The larger windows had two arrangements, it is difficult to get an idea of scale, but they are large!




Small touches here and there.    


It is all set for a truly beautiful wedding.




The bride's mother stopped by, just as we were having a final flick around with a duster.    I suddenly found myself enfolded in a huge embrace, receiving a hug of thanks - oh, and she had spotted a mouse when she was doing the flowers, so she had left some mouse treats.       

She may be the bride's mother but she is also a farmer's wife and a retired doctor, my GP until she retired!   Practical, funny, and a larger than life personality.



The village is surrounded by golden fields and parched grass.  The weather has been much cooler for a day or two, still no rain.    





Lavender and daisies are still doing well.









So are the roses.



I have gathered lots of rose
petals and, thanks to Jennie at Codlinsandcream2 blogspot,  have learnt how to dry them in the microwave.   It takes seconds and they retain their colour.


Beautiful petals ready to make pot pourri, later in the year.

Bad things have been happening at either end of the village, diesel stolen from one farm and an attempt to steal a collection of motorbikes (another one!) from a farm at the other end.

Everyone is on high alert.   

Rural crime is on the increase, even here in paradise.

They won't get us down, the big event this weekend is the wedding.

Have a lovely weekend.


Wednesday, 11 July 2018

Simple Pleasures - Two Brown Hares

I came across this post, written two years ago and not posted, for some reason.    At the time I was still writing as Felicity and everything, including our animals had been given alternative names - ie Toby, the dog, had been disguised as 'Dobson', even the cats had different names and I had renamed our village as 'Little Bunting'.   'Cowslip Cottage' is a lovely old cottage in a village just a couple of miles away, it belongs to my son and his wife.   It was a wreck when they bought it, we helped out with the renovation work.    I tell you all this, lest you become confused about what the heck I am on about.




Written almost exactly two years ago.

After weeks of heavy, low, cloud Lincolnshire is again bathed in sunshine and warmth.  Some days have been unpleasantly humid but today seems just right for me, but then I am simply lounging around and relaxing.  It is wonderful, but it does feel a little odd after putting in so many months of hard work down at Cowslip Cottage.





My morning walks with Dobson  are slightly more leisurely, though just as early, as I can't seem to break the habit of waking around five am, in order to be ready to go down to the cottage and work.

Luckily, I love early mornings.  The lanes are quiet and the fields are peaceful.

As I waited for Dobson to finish sniffing at the cobbled base of the village signpost I was surprised to see a beautiful muntjac deer slip out of the hedgerow and cross the lane.  She was just a few yards away, silent and beautiful.  She paused, looked me in the eye, then melted away into the hedge on the other side of the lane.

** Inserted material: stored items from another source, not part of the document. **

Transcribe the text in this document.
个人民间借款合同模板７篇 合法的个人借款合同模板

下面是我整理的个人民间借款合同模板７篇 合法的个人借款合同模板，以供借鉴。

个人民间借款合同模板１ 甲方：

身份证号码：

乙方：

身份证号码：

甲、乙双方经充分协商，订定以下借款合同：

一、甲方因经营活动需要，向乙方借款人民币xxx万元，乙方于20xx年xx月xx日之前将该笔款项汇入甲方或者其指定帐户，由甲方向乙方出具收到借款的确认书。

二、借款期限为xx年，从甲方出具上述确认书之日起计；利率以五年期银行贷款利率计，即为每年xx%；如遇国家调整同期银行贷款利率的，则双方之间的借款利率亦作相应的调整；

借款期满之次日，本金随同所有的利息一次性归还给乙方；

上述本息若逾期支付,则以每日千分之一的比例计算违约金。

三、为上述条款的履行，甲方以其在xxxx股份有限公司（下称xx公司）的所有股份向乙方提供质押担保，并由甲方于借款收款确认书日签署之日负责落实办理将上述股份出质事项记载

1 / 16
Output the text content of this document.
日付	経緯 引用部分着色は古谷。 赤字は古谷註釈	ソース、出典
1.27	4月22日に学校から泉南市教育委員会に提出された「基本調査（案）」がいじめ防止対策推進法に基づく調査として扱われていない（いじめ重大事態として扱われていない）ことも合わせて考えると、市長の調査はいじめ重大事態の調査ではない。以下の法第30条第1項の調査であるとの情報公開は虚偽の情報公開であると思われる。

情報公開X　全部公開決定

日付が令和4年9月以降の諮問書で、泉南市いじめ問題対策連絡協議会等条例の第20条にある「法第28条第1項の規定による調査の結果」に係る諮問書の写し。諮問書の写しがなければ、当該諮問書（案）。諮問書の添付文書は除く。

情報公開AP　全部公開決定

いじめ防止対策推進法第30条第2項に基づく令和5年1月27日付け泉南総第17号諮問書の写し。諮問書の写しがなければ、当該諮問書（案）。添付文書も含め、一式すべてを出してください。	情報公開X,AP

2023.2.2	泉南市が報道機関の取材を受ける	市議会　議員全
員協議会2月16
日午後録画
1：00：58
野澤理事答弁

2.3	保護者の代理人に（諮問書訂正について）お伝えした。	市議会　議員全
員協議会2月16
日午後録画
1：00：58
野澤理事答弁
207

Dobson was oblivious, his attention was completely taken by some amazing smell, thank goodness.

We left the lane and walked through fields of golden barley, meandered across the old railway line and down the other side into more burnished fields.    The sun was pleasantly warm, birds were singing, the sky was blue and it was a time of perfect contentment and happiness.


Back to the present:    The cats got me up at 4.30am, I took an early walk with Toby and was thrilled to see two very large and handsome hares leisurely running along the lane in front of me.   They ran straight along the middle of the lane for a good 100 yards, perhaps more, before turning off into a field.   Beautiful creatures. 

Lazy post, I know.    Still feeling a bit zapped after all the efforts on Monday.   I am becoming such a wimp.